I was recently on the road on a trip from Windhoek in Namibia to Kasane in Botswana via the Okavango Delta and the Chobe National Park. When in Botswana, we visited one of the most spiritual places I know - Tsodilo Hills. Locally it is also known as Mountain of the Gods. It is the most sacred site for the Bushman (San) peoples.
Today I am not going to write about Tsodilo because I have written about it before. Rather I am going to blog about something else that is sacred to me - food. In particular I am going to introduce you to a great restaurant that is in a most unexpected place. Perhaps sometime in the future each of my fellow bloggers could tell us about one of their special eating or drinking places.
About five years ago I put together a three-week trip with some friends through Namibia. When I enquired about a place to eat in Windhoek the night before we set out, I was told to eat at NICE - the Namibian Institute for Culinary Education. And nice it was. Actually much better than nice - delicious food, excellent selection of wines, attentive but not overbearing service, all set in a delightful setting.

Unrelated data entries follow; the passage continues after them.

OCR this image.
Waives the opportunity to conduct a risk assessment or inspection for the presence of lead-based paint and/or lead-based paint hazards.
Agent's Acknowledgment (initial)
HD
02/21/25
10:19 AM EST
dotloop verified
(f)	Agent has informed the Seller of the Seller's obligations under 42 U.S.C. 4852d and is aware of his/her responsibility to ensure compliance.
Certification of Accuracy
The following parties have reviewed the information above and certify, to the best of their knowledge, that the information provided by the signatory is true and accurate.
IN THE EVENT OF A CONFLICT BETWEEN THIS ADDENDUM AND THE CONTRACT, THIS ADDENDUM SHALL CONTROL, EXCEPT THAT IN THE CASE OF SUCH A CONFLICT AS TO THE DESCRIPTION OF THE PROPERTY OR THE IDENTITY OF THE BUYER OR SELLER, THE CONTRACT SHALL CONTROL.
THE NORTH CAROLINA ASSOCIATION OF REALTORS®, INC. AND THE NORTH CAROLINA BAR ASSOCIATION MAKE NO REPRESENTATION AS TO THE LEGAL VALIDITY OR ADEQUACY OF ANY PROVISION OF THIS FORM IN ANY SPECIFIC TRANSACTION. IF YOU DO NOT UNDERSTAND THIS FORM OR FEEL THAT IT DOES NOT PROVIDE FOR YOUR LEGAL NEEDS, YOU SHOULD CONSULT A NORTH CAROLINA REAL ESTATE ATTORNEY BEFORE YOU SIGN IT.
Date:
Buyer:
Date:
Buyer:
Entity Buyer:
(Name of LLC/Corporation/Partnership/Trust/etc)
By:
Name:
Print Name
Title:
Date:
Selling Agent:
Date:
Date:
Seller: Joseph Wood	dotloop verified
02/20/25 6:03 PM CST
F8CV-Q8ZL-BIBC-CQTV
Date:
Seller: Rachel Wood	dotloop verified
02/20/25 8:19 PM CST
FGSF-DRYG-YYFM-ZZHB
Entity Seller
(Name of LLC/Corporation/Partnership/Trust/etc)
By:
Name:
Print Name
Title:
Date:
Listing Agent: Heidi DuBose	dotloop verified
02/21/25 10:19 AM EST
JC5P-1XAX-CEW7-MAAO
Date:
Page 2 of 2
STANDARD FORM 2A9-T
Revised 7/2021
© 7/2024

NICE is basically a finishing school for chefs, giving the trainees, not only the opportunity of working in a popular operating kitchen, but also of being a chef at private functions. In addition, trainees learn all aspects of the business of restaurants.
|Larger dining room|
The setting for NICE is a remodelled1900-ish house at 2 Mozart Street that was once the home of an official in the bureaucracy of the German Southwest Africa administration. The building has been adapted extremely well to create a number of private small to medium rooms, each with its own character, that are used for dining. In the centre of the house is the kitchen, open for viewing, and a tasteful bar. There is also a lovely outdoor area for drinks and snacks when the weather is conducive.

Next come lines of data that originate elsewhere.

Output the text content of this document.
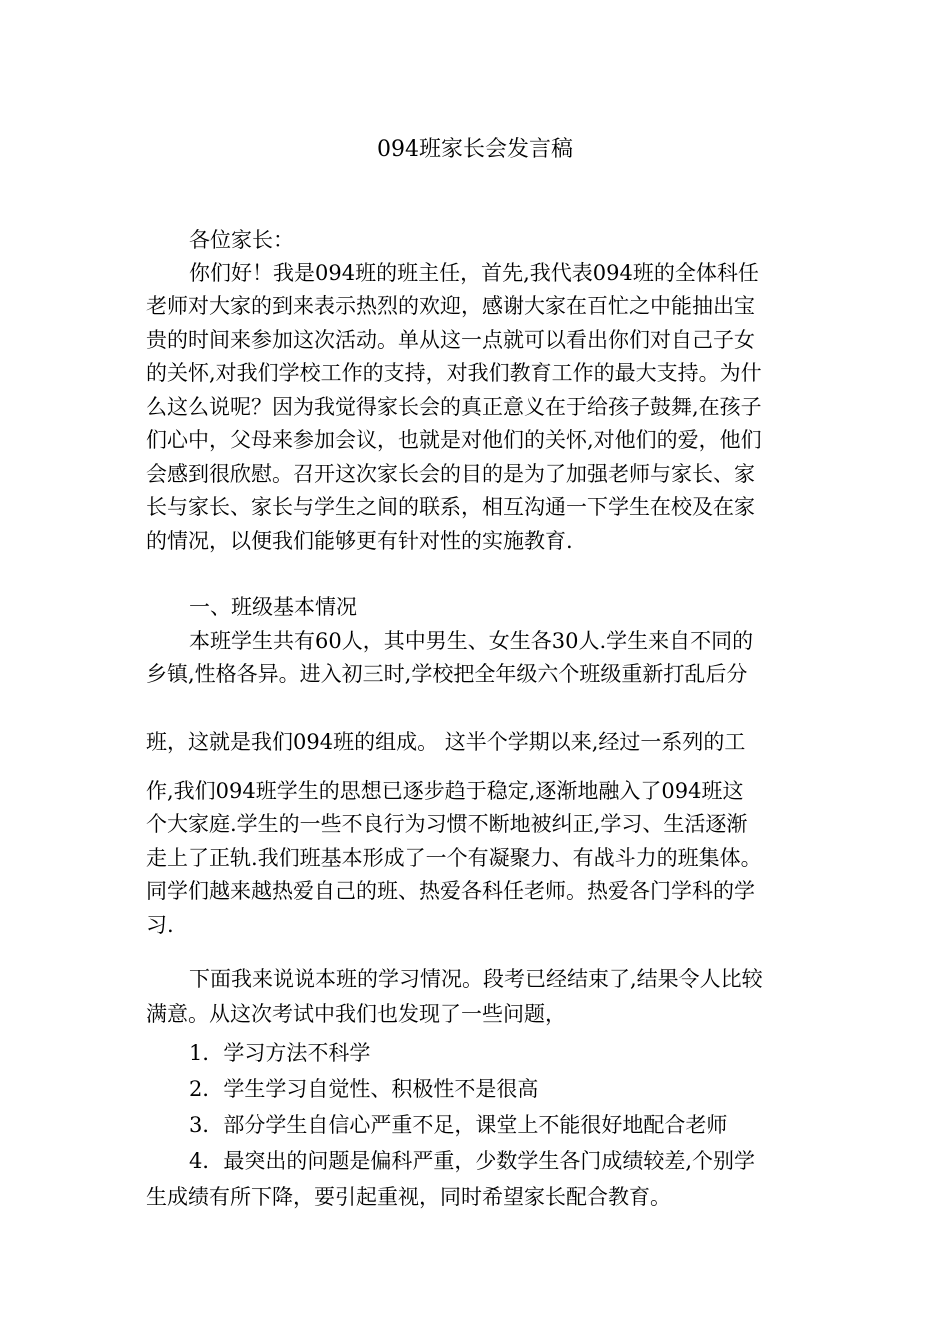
094班家长会发言稿
各位家长：
你们好！我是094班的班主任，首先,我代表094班的全体科任
老师对大家的到来表示热烈的欢迎，感谢大家在百忙之中能抽出宝
贵的时间来参加这次活动。单从这一点就可以看出你们对自己子女
的关怀,对我们学校工作的支持，对我们教育工作的最大支持。为什
么这么说呢？因为我觉得家长会的真正意义在于给孩子鼓舞,在孩子
们心中，父母来参加会议，也就是对他们的关怀,对他们的爱，他们
会感到很欣慰。召开这次家长会的目的是为了加强老师与家长、家
长与家长、家长与学生之间的联系，相互沟通一下学生在校及在家
的情况，以便我们能够更有针对性的实施教育.
一、班级基本情况
本班学生共有60人，其中男生、女生各30人.学生来自不同的
乡镇,性格各异。进入初三时,学校把全年级六个班级重新打乱后分
班，这就是我们094班的组成。 这半个学期以来,经过一系列的工
作,我们094班学生的思想已逐步趋于稳定,逐渐地融入了094班这
个大家庭.学生的一些不良行为习惯不断地被纠正,学习、生活逐渐
走上了正轨.我们班基本形成了一个有凝聚力、有战斗力的班集体。
同学们越来越热爱自己的班、热爱各科任老师。热爱各门学科的学
习.
下面我来说说本班的学习情况。段考已经结束了,结果令人比较
满意。从这次考试中我们也发现了一些问题，
1．学习方法不科学
2．学生学习自觉性、积极性不是很高
3．部分学生自信心严重不足，课堂上不能很好地配合老师
4．最突出的问题是偏科严重，少数学生各门成绩较差,个别学
生成绩有所下降，要引起重视，同时希望家长配合教育。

To me the most appealing aspect of the decor are the photographs on the walls. There is a series of sepia shots of trainee chefs in the most unexpected setting - the desert. These lovely photos give the restaurant a distinctive feel.
|The kitchen from the viewing area|
When I was there the other night, I had a springbok carpaccio as my starter. As my main course, I enjoyed roast loin of oryx (gemsbok), with onion marmalade and garlic mashed potatoes. Yummy. And I finished with a tasty melktert (milk tart) and cuppucino. To round out the evening I had a whisky Dom Pedro – a cold ice cream drink, very popular in Southern Africa.
Now I am hungry and better go and have dinner!